You are correct that it requires a tremendous investment of both time and resources to bring a new biotech crop to market. A survey completed in 2011 found the cost of discovery, development and authorization of a new plant biotechnology trait introduced between 2008 and 2012 was $136 million. On average, about 26 percent of those costs ($35.1 million) were incurred as part of the regulatory testing and registration process. The same study found that the average time from initiation of a discovery project to commercial launch is about 13 years.
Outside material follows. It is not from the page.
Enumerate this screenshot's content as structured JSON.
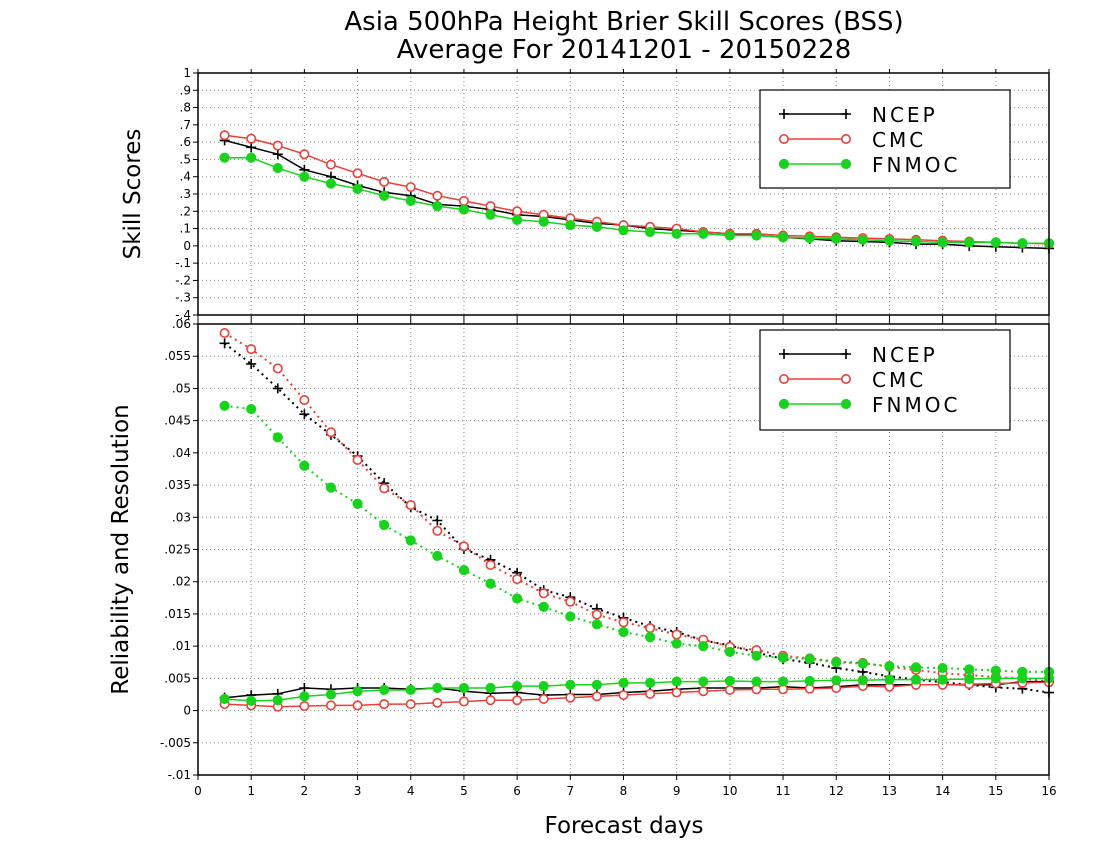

The longest phase of product development is regulatory science and registration activities, at about 5.5 years for traits introduced in 2011.
While that price tag is significant, so are the losses from pests, diseases and other issues that these new traits are designed to help farmers combat. For example, the U.S. Department of Agriculture has estimated corn rootworm causes $1 billion dollars in damage to the U.S. corn crop alone each year. By delivering traits that can fight these pests, it increases farmers’ productivity.
The high costs of commercializing new plant biotechnology can be a challenge to the public sector, universities and others parties. That is where public-private partnerships are essential. DuPont and DuPont Pioneer have a long tradition of taking a collaborative approach to problem-solving. There are numerous examples of organizations working together to further the development of a promising trait or technology, including DuPont-supported initiatives such as the African Biofortified Sorghum and Improved Maize for African Soils projects.